A prisão de Sergio "El Checo", realizada nesta quarta-feira nas áreas rurais de Tecate, Baja California, representa um golpe direto na estrutura operacional do Cartel Jalisco Nova Geração (CJNG). Fontes da inteligência estatal indicam que esse golpe ocorre em um momento de vulnerabilidade crítica para a organização, decorrente da reconfiguração interna após a morte de seu fundador, Nemesio Oseguera Cervantes "El Mencho".
A prisão foi o culminar de uma intensa perseguição de 30 quilômetros na rodovia em direção a Ensenada. Dirigindo um Jeep Rubicon dado como roubado nos Estados Unidos, o suspeito tentou escapar da Força de Segurança Cidadã do Estado (FESC) usando fuzis de assalto e lançando pregos nos pneus, acabando por perder o controle do veículo e bater em uma árvore.
O histórico criminal de Sergio, de 51 anos, exemplifica as alianças em constante mudança no narcotráfico ao longo da fronteira norte.
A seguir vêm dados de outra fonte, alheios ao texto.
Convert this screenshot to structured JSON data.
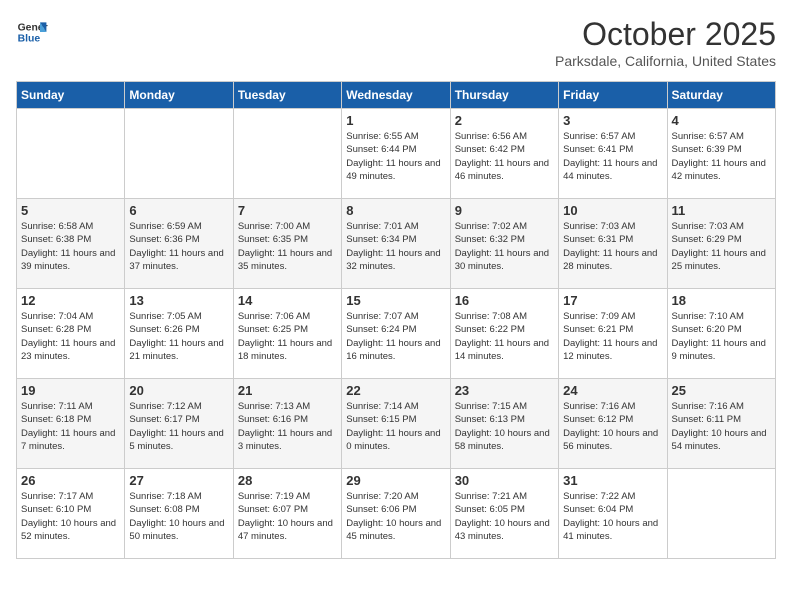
{
  "header": {
    "logo_line1": "General",
    "logo_line2": "Blue",
    "month": "October 2025",
    "location": "Parksdale, California, United States"
  },
  "days_of_week": [
    "Sunday",
    "Monday",
    "Tuesday",
    "Wednesday",
    "Thursday",
    "Friday",
    "Saturday"
  ],
  "weeks": [
    [
      {
        "num": "",
        "info": ""
      },
      {
        "num": "",
        "info": ""
      },
      {
        "num": "",
        "info": ""
      },
      {
        "num": "1",
        "info": "Sunrise: 6:55 AM\nSunset: 6:44 PM\nDaylight: 11 hours\nand 49 minutes."
      },
      {
        "num": "2",
        "info": "Sunrise: 6:56 AM\nSunset: 6:42 PM\nDaylight: 11 hours\nand 46 minutes."
      },
      {
        "num": "3",
        "info": "Sunrise: 6:57 AM\nSunset: 6:41 PM\nDaylight: 11 hours\nand 44 minutes."
      },
      {
        "num": "4",
        "info": "Sunrise: 6:57 AM\nSunset: 6:39 PM\nDaylight: 11 hours\nand 42 minutes."
      }
    ],
    [
      {
        "num": "5",
        "info": "Sunrise: 6:58 AM\nSunset: 6:38 PM\nDaylight: 11 hours\nand 39 minutes."
      },
      {
        "num": "6",
        "info": "Sunrise: 6:59 AM\nSunset: 6:36 PM\nDaylight: 11 hours\nand 37 minutes."
      },
      {
        "num": "7",
        "info": "Sunrise: 7:00 AM\nSunset: 6:35 PM\nDaylight: 11 hours\nand 35 minutes."
      },
      {
        "num": "8",
        "info": "Sunrise: 7:01 AM\nSunset: 6:34 PM\nDaylight: 11 hours\nand 32 minutes."
      },
      {
        "num": "9",
        "info": "Sunrise: 7:02 AM\nSunset: 6:32 PM\nDaylight: 11 hours\nand 30 minutes."
      },
      {
        "num": "10",
        "info": "Sunrise: 7:03 AM\nSunset: 6:31 PM\nDaylight: 11 hours\nand 28 minutes."
      },
      {
        "num": "11",
        "info": "Sunrise: 7:03 AM\nSunset: 6:29 PM\nDaylight: 11 hours\nand 25 minutes."
      }
    ],
    [
      {
        "num": "12",
        "info": "Sunrise: 7:04 AM\nSunset: 6:28 PM\nDaylight: 11 hours\nand 23 minutes."
      },
      {
        "num": "13",
        "info": "Sunrise: 7:05 AM\nSunset: 6:26 PM\nDaylight: 11 hours\nand 21 minutes."
      },
      {
        "num": "14",
        "info": "Sunrise: 7:06 AM\nSunset: 6:25 PM\nDaylight: 11 hours\nand 18 minutes."
      },
      {
        "num": "15",
        "info": "Sunrise: 7:07 AM\nSunset: 6:24 PM\nDaylight: 11 hours\nand 16 minutes."
      },
      {
        "num": "16",
        "info": "Sunrise: 7:08 AM\nSunset: 6:22 PM\nDaylight: 11 hours\nand 14 minutes."
      },
      {
        "num": "17",
        "info": "Sunrise: 7:09 AM\nSunset: 6:21 PM\nDaylight: 11 hours\nand 12 minutes."
      },
      {
        "num": "18",
        "info": "Sunrise: 7:10 AM\nSunset: 6:20 PM\nDaylight: 11 hours\nand 9 minutes."
      }
    ],
    [
      {
        "num": "19",
        "info": "Sunrise: 7:11 AM\nSunset: 6:18 PM\nDaylight: 11 hours\nand 7 minutes."
      },
      {
        "num": "20",
        "info": "Sunrise: 7:12 AM\nSunset: 6:17 PM\nDaylight: 11 hours\nand 5 minutes."
      },
      {
        "num": "21",
        "info": "Sunrise: 7:13 AM\nSunset: 6:16 PM\nDaylight: 11 hours\nand 3 minutes."
      },
      {
        "num": "22",
        "info": "Sunrise: 7:14 AM\nSunset: 6:15 PM\nDaylight: 11 hours\nand 0 minutes."
      },
      {
        "num": "23",
        "info": "Sunrise: 7:15 AM\nSunset: 6:13 PM\nDaylight: 10 hours\nand 58 minutes."
      },
      {
        "num": "24",
        "info": "Sunrise: 7:16 AM\nSunset: 6:12 PM\nDaylight: 10 hours\nand 56 minutes."
      },
      {
        "num": "25",
        "info": "Sunrise: 7:16 AM\nSunset: 6:11 PM\nDaylight: 10 hours\nand 54 minutes."
      }
    ],
    [
      {
        "num": "26",
        "info": "Sunrise: 7:17 AM\nSunset: 6:10 PM\nDaylight: 10 hours\nand 52 minutes."
      },
      {
        "num": "27",
        "info": "Sunrise: 7:18 AM\nSunset: 6:08 PM\nDaylight: 10 hours\nand 50 minutes."
      },
      {
        "num": "28",
        "info": "Sunrise: 7:19 AM\nSunset: 6:07 PM\nDaylight: 10 hours\nand 47 minutes."
      },
      {
        "num": "29",
        "info": "Sunrise: 7:20 AM\nSunset: 6:06 PM\nDaylight: 10 hours\nand 45 minutes."
      },
      {
        "num": "30",
        "info": "Sunrise: 7:21 AM\nSunset: 6:05 PM\nDaylight: 10 hours\nand 43 minutes."
      },
      {
        "num": "31",
        "info": "Sunrise: 7:22 AM\nSunset: 6:04 PM\nDaylight: 10 hours\nand 41 minutes."
      },
      {
        "num": "",
        "info": ""
      }
    ]
  ]
}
Sua trajetória reflete uma evolução baseada na conveniência tática:
2016: Inicialmente detido como operativo do Cartel Arellano Félix, época em que colaborava com facções do Cartel de Sinaloa.
2026: Totalmente identificado como chefe de praça do CJNG, liderando a célula conhecida como “Los Volteados” (Os Virados), composta por desertores do Cartel de Sinaloa que decidiram se alinhar aos interesses de Jalisco.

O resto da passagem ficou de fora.